Strictly parallel cross-lingual corpora + visually grounded human-verified MMT transform "cross-lingual degradation" from a vague impression into a quantifiable and attributable conclusion, while proactively avoiding data contamination from older datasets.
The public release of the dataset and code fills a genuine gap in multilingual multimodal evaluation within the Indian context.

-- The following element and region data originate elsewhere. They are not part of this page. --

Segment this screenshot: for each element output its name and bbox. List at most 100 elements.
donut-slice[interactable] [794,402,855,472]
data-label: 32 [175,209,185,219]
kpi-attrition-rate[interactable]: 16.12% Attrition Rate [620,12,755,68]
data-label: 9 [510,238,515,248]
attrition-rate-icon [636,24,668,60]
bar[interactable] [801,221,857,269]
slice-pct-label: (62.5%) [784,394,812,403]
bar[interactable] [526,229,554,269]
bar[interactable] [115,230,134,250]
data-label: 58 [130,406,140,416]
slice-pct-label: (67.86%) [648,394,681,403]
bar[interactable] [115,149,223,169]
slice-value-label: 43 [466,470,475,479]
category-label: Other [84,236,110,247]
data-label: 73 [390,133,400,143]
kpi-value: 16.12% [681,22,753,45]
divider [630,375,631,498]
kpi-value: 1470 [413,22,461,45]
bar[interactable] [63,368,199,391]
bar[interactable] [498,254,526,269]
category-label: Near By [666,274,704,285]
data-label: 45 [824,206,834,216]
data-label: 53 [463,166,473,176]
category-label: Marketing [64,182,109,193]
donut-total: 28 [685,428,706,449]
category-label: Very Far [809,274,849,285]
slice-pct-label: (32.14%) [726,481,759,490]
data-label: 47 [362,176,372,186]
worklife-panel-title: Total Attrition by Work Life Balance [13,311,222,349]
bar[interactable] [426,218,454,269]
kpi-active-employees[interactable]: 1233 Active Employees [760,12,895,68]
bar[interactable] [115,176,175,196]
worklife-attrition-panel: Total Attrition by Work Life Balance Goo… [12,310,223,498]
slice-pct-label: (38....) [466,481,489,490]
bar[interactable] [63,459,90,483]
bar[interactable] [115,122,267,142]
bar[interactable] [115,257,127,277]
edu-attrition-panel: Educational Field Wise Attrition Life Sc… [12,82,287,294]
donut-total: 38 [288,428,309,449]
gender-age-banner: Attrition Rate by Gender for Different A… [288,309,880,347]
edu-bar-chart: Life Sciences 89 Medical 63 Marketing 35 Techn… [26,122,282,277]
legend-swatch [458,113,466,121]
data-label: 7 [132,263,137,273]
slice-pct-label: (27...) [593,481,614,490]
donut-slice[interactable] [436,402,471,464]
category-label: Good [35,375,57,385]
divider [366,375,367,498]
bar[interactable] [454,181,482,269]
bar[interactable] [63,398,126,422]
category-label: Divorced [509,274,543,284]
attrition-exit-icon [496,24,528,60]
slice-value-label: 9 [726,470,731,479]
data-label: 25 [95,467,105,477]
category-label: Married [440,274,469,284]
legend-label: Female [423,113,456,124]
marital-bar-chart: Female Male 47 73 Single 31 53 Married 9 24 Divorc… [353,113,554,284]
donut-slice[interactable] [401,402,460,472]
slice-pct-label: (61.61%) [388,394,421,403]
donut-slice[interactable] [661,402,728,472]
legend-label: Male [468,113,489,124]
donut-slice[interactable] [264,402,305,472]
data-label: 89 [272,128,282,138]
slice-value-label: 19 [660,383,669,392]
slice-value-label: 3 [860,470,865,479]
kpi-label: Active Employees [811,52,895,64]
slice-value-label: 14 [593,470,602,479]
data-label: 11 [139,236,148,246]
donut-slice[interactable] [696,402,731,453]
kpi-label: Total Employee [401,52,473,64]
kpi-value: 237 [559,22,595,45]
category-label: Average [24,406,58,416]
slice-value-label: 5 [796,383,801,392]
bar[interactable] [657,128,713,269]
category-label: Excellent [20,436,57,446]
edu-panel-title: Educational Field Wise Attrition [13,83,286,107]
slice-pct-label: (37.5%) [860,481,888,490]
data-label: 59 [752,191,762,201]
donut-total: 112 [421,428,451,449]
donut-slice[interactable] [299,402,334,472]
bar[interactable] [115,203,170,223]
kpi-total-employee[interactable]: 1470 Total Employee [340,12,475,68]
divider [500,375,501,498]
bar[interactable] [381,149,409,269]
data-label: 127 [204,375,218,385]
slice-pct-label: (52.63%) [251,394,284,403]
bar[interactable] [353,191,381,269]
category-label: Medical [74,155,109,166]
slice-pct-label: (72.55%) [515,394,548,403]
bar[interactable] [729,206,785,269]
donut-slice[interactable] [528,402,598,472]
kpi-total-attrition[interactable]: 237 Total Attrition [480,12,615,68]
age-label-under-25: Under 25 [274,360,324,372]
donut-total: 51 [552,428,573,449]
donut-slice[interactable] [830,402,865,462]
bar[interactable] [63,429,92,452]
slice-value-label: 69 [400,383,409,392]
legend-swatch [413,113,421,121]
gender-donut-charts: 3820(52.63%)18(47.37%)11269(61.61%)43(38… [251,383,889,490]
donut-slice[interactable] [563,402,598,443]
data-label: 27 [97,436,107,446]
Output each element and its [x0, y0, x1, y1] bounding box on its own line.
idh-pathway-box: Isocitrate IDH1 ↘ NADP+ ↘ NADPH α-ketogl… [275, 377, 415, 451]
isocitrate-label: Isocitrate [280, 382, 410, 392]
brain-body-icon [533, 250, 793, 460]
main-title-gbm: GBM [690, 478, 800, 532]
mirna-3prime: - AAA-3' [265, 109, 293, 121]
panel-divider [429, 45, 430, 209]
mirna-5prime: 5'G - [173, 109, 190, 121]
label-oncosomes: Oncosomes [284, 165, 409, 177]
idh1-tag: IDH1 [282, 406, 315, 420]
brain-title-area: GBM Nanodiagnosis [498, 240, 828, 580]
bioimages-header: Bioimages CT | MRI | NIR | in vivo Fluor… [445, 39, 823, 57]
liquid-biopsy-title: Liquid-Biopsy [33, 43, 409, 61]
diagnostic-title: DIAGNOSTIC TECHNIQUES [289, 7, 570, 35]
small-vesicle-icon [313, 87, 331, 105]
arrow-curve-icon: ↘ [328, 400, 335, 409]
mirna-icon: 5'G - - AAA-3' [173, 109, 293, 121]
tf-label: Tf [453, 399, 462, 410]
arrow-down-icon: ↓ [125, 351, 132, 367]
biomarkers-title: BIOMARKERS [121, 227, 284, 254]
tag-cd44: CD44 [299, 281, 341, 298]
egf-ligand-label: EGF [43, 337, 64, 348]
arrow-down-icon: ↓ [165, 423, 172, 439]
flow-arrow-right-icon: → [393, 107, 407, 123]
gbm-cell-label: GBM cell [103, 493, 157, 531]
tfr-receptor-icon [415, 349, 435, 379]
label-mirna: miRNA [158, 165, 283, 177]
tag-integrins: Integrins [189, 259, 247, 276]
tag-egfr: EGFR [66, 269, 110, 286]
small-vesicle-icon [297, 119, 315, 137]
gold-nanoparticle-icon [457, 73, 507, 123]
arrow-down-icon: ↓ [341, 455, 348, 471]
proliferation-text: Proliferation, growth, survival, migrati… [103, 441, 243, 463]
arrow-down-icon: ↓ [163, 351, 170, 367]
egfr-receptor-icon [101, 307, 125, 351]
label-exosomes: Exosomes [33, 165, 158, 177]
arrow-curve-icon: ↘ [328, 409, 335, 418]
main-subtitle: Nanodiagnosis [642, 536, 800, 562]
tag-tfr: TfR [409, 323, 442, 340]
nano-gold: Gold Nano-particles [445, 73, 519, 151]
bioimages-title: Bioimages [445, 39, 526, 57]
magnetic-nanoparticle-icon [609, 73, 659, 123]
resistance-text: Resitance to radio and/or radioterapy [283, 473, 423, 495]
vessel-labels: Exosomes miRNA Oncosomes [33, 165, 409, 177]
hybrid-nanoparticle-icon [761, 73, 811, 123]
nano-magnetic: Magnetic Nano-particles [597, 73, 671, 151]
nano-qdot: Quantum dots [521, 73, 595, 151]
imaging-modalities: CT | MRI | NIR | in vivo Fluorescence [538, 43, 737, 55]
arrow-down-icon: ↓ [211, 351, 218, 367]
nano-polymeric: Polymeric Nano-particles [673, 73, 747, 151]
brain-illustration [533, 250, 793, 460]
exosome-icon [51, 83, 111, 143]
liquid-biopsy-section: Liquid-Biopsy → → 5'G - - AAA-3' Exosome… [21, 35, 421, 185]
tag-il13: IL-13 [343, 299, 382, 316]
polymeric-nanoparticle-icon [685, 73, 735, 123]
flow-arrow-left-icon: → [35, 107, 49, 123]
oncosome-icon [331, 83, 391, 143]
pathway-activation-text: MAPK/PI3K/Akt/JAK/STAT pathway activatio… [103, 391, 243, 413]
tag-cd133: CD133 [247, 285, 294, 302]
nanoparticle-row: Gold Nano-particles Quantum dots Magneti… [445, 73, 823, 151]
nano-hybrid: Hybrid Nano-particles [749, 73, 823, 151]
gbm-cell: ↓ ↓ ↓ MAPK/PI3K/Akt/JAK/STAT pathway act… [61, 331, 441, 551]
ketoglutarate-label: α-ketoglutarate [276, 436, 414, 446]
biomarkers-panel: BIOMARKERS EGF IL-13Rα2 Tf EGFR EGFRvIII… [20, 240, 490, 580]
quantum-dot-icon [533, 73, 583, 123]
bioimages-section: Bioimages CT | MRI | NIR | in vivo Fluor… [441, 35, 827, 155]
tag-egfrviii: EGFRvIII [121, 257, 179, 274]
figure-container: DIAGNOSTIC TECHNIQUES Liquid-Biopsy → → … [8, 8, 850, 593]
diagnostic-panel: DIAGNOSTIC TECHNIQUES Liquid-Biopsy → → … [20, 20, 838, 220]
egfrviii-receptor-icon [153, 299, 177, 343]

Limitations & Future Work¶

States as proxies facilitate operations but may overlook significant internal cultural heterogeneity within a single state.
Scale remains relatively small: The parallel/MMT subset contains only 106 images, and the OCR track has only 876 document images. Expanding to more images and question types would increase statistical power.
Reliance on LLM generation + LLM judgment: QA pairs were generated by Gemini and open-ended questions were scored by GPT-4o, which may introduce preferential biases inherent in the judge models (despite manual correction).
Subcontinent focus: It remains to be verified if the conclusions generalize to other non-Western cultural regions. Future work could migrate this "proxy-multitrack-adversarial-parallel" paradigm to other regions.

Cultural VQA: GD-VCR, Henna (Arabic), and WorldCuisines (food) focus on single cultures/languages. CVQA, CulturalVQA, and ALM-Bench partially touch on the Indian context but lack a unified characterization of both diversity and multilinguality; IVB fills this gap.
Multilingual Multimodal: MaRVL and xGQA expanded languages but lack Indian cultural grounding. Most open-source VLMs support only 2–4 Indic languages, with Chitrarth being a rare exception covering all 10.
OCR / MMT: Standard OCR benchmarks (RVL-CDIP, FUNSD, DocVQA) are English-dominant. MMT has historically focused on English-European pairs. IVB avoids data contamination by using cultural images with human-verified grounded translations.
Insight: This paper provides a reusable paradigm for "cultural capability" evaluation—regional proxy annotation + orthogonal tracks + adversarial probes + strictly parallel corpora—which is highly transferable to VLM evaluation in any non-Western context.

Rating¶

Novelty: ⭐⭐⭐⭐ First India-centric large-scale cultural multimodal benchmark covering 10 languages and 3 tracks. The combination of adversarial questions and parallel corpora is innovative.
Experimental Thoroughness: ⭐⭐⭐⭐ Evaluates 8+ models across three families and three tracks, including adversarial, cross-lingual, and statistical significance analysis. Minor deduction for the small MMT/OCR subset size.
Writing Quality: ⭐⭐⭐⭐ Clear pipeline diagrams, standardized tables, and well-structured findings.
Value: ⭐⭐⭐⭐⭐ Directly addresses the "Western-centric" blind spot in VLM evaluation. Publicly available data and a reproducible framework provide long-term infrastructure value for inclusive multimodal research.